In the hope that it might help some other idealistic, nerdy people from following me down that rabbit hole, I conclude with several public service announcements:

* Don’t call 911. Obviously, there are exceptions, but the sad lesson is, there are fewer than you’d think.

* Call Lyft to take you to the hospital. (Worked well when I broke my elbow.)

* Take such incidents to trial, where justice isn’t veiled by the POBAR. It’s not a matter of litigious vindictiveness. It’s just the only available way. The SF Office of Citizen Complaints is not a valid alternative.

* Consider wearing a video camera at all times. It has been shown that when police wear cameras and are aware of being filmed, it moderates their behavior. As self reports of the need to use force decrease, so do complaints.

Good Samaritan Backfire: or How I Ended Up in Solitary After Calling 911 for Help [Peretz Partensky/Medium]

Notable Replies

  1. Somehow commenters always find a way to call the victim a smartass, a jerk looking for attention, or some other form of idiot who brought it on themselves. You'd think you might have tried a little harder, though, and blamed him with something he said before he was in tackled, arrested, put in solitary and being called crazy.

  2. Being a smartass is enough to get brutalized? I can understand when someone who's annoying or ignoring directions gets ticket/small fine but getting beaten, humiliated and imprisoned because you didn't show the proper deference? What happened to "innocent until proven guilty", checks and balances and the rule of law in the US?
    It is the Land of the Free ... free to grovel like a subservient peasant to everyone with a badge 'cause they can do what the fuck they want with you. I thought you had the whole Independence-Constitution-shebang to get rid of exactly this situation. This behavior is more appropriate for secret police thugs in some sort of third-world dictatorial shithole.

    I'm baffled about the amount of power US law enforcement wields. It's virtually immune to legal recourse when it oversteps it's bounds, allowed to use lethal force/violence in situations were it's clearly not warranted, is allowed to lie/decept/threaten the suspect, exonerating evidence can be ignored by police or DA etc.

    On the other hand as a citizen I'm not allowed to lie to an LEO and even the slightest movement/resistance can be interpreted as assault on an officer - we had articles at BB were even an insult or protecting ones face from a beating was interpreted as assault or resisting.

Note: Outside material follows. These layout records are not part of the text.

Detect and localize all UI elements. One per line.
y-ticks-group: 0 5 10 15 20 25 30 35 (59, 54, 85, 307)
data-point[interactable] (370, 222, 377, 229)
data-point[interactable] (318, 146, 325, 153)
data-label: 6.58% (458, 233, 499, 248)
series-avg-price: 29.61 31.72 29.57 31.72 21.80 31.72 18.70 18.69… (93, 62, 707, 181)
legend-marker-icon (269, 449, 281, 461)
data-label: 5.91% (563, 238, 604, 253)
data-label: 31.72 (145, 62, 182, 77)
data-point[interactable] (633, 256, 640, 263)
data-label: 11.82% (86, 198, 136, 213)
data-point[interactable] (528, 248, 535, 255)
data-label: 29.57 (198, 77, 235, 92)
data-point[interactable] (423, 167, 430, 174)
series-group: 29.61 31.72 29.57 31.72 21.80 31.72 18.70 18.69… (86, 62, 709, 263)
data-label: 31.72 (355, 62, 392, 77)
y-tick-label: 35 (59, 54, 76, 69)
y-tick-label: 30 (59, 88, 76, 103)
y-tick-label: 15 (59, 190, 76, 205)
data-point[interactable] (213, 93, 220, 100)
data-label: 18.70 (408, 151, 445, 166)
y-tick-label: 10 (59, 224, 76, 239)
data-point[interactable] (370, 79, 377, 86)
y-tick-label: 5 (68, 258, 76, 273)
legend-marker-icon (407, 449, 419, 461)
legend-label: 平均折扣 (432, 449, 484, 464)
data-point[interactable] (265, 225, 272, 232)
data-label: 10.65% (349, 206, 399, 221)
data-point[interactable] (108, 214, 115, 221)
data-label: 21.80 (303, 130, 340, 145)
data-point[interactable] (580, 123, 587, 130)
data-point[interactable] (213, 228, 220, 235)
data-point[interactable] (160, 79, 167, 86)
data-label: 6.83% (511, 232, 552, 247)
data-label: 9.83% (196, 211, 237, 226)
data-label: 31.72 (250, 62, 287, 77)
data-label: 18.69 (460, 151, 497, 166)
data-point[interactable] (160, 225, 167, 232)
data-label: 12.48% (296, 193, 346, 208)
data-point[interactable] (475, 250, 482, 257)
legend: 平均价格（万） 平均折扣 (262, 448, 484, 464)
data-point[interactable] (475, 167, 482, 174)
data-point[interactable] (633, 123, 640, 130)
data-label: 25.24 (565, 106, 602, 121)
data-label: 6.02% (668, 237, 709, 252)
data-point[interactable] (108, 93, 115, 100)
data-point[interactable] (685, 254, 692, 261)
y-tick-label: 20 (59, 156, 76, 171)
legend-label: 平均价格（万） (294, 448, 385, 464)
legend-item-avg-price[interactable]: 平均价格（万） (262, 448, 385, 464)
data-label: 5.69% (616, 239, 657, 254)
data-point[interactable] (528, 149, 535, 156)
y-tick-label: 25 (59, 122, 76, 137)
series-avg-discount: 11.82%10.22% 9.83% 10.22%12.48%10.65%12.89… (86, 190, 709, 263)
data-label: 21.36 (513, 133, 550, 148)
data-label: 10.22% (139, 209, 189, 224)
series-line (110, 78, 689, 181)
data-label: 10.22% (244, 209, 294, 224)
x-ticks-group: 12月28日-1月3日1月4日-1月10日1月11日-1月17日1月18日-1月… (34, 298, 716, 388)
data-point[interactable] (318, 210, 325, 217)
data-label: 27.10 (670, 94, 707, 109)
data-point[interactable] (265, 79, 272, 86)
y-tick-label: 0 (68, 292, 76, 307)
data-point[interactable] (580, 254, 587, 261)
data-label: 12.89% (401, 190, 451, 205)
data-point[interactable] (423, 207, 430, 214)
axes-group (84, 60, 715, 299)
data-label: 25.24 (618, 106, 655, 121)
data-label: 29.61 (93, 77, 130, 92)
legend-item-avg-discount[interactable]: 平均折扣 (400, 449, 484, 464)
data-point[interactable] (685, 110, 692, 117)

    At least where I live I have a modicum of constitutionally guarantied rights (that are actually respected and those rights are not some papers cops and politicians wipe their ass with) that protect me from an abuse like this.

  3. angusm says:

    “On arrival at the scene, found two injured persons. When I instructed the male subject to step away from them, subject identified himself as a 'good Samaritan'. I responded that I would be the judge of whether he was good or not, and required him to show a visa or other authorization to be in the country. At this point, subject claimed to be an American citizen, a statement clearly inconsistent with his previous self-identification as a Samaritan. I therefore arrested the subject for giving false information to a law enforcement officer. During the arrest, subject resisted by repeatedly placing his hands under my boots in an attempt to cause me to lose my balance, and struck my knee with his head. Subsequently, subject attempted to obtain personal information about arresting officers, probably with a view to intimidating or attacking them.

    While completing arrest report, was unable to find any evidence to show that Samarita has any diplomatic representation in United States. Recommend referral to DHS/ICE to investigate possibility that subject is in country illegally, possibly with intent to commit an act of terrorism.”

  4. enso says:

    All the people here saying "Oh, there is more to the story" or "Oh, the author is obnoxious," I've got news for you: It is a police officer's job to calmly and professionally deal with the public, usually in moments of stress. It is on THEM to keep their shit together and act like a professional, not Joe Citizen. If you're a cop and you can't do this, you should go join the army or something if carrying a gun and throwing your authoritay around is that important to you.